As the Company’s special North Carolina counsel, we have examined originals or copies, certified or otherwise identified to our satisfaction, of the Company’s articles of incorporation and by-laws, each as amended to date, and minutes and records of the corporate proceedings of the Company relating to the filing of the Registration Statement and the issuance of the Notes, as provided to us by the Company, certificates of public officials and of representatives of the Company, and statutes and other instruments and documents, as a basis for the opinion hereinafter expressed.
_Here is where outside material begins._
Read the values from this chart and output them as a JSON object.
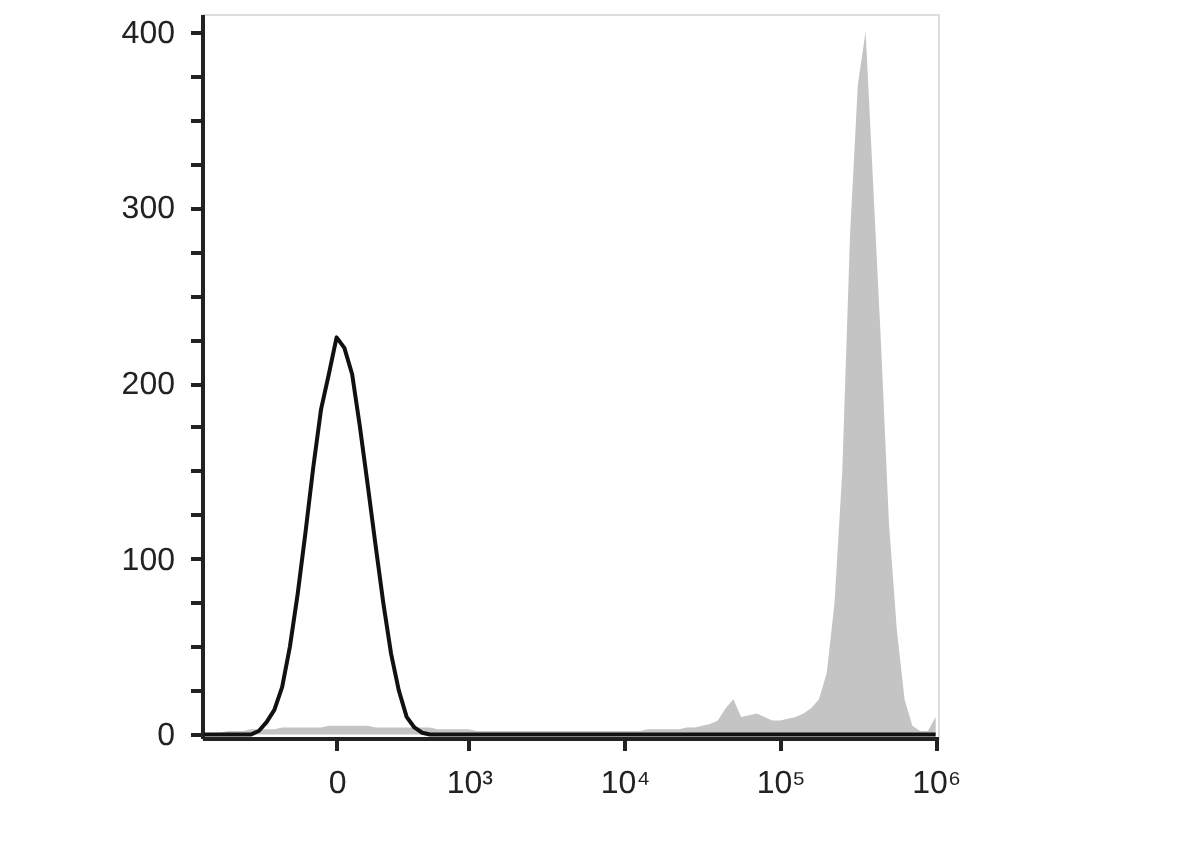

In rendering this opinion, we have relied upon certificates of public officials and representatives of the Company with respect to the accuracy of the factual matters contained in such certificates.

 

In connection with such examination, we have assumed (a) the genuineness of all signatures and the legal capacity of all signatories; (b) the authenticity of all documents submitted to us as originals and the conformity to original documents of all documents submitted to us as certified or photostatic copies; and (c) the proper issuance and accuracy of certificates of public officials and representatives of the Company.

 

Based on and subject to the foregoing, we advise you that, in our opinion, the Indenture and the Notes have been duly authorized by all necessary corporate action of the Company, and have been duly executed and delivered by the Company.

 

This opinion is limited to the laws of the State of North Carolina, and we are expressing no opinion as to the effect of the laws of any other jurisdiction.

 

This opinion is rendered as of the date hereof, and we undertake no obligation to advise you of any changes in applicable law or any other matters that may come to our attention after the date hereof.

 

We hereby consent to the filing of this opinion as an exhibit to a Current Report on Form 8-K to be filed by the Company on the date hereof and to its incorporation by reference into the Registration Statement. In addition, we consent to any reference to the name of our firm under the caption “Legal Opinions” in the preliminary prospectus supplement dated November 8, 2023 and the prospectus supplement dated November 8, 2023, and under the caption “Validity of Securities” in the prospectus dated July 26, 2022, each of which is a part of the Registration Statement. In giving this consent, we do not admit that we are in the category of persons whose consent is required under Section 7 of the 1933 Act or the rules and regulations of the Commission thereunder.